From The Blade The latest Waterville city council meeting was the city’s first to be live-streamed on YouTube — making a long-planned digital addition a reality.

“By putting it on the internet, it will allow it to be seen by more people,” City Administrator Jim Bagdonas said.

Local governments around and including the city of Toledo have leveraged their websites and social media to make their meetings more accessible.

“I just wanted to get the information out to as many people as possible,” Bedford Township Supervisor Paul Pirrone said about the recent addition of a Facebook Live stream of township meetings.

Both Waterville and Bedford Township have added online viewing options to their traditional broadcast channel, which will continue for both municipalities.

Bedford’s live-stream reaches thousands of potential viewers. So far hundreds have checked in to view the meetings. Those clips are archived both on the township Facebook page and website.

Waterville had long broadcast its meetings on its Time Warner Cable channel, but with audio and video quality that reflected the old technology in Waterville’s city council chambers.

“The quality of the audio and video wasn’t what we wanted it to be,” Mr. Bagdonas said.

City council had the $25,000 it took to upgrade the technology set aside in its capital improvement budget for the past five years, he said, with everything coming together in time for the July 24th meeting.

Bedford Township had its meetings broadcast live on its Buckeye Broadband channel at no cost to the township. Buckeye and The Blade are owned by Block Communications Inc.

The city of Toledo’s city council meetings are broadcast on WGTE-TV, with audio placed on the city’s Google site shortly after the meetings end. Only the most recent meetings are kept live on the site because of space restrictions, Toledo city council clerk Gerald Dedinger said. Older footage is available by request dating back to 2000.

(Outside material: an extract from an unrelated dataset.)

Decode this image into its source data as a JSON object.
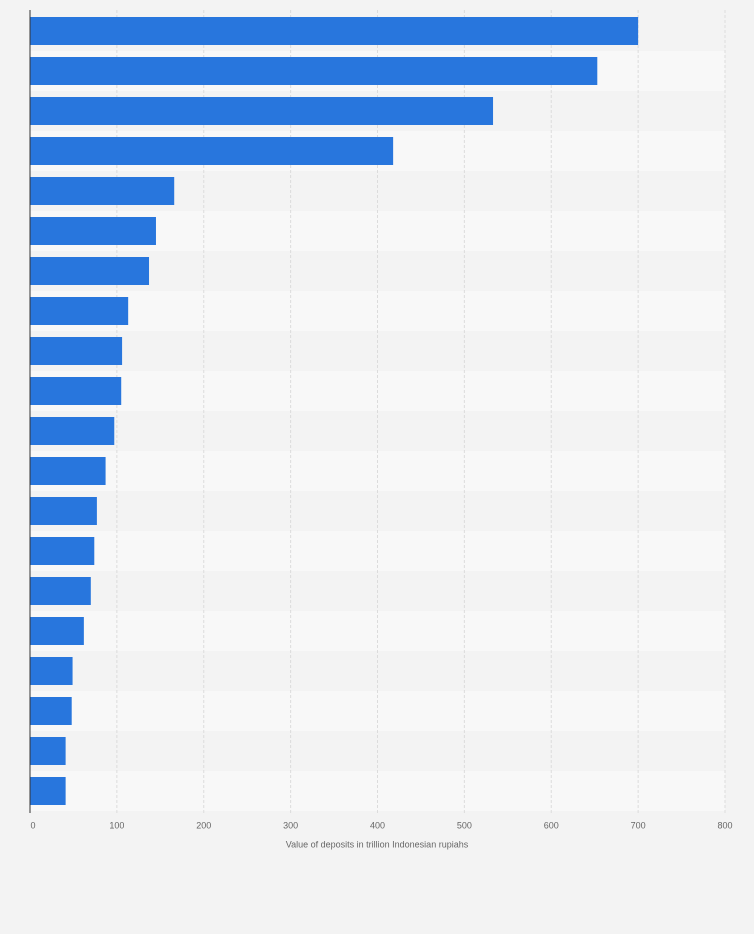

“We typically get it online right away,” Mr. Dedinger said.

Several municipalities have the full audio from meetings published, including the cities of Oregon and Sylvania and Perrysburg and Sylvania Townships.

Sharon Bucher, the city of Sylvania’s clerk of council, said in her five years in the job there have not been any discussions about adding video recordings to the website.

“The most important part is the audio,” she said, and the city typically places the full audio online the day after the meeting.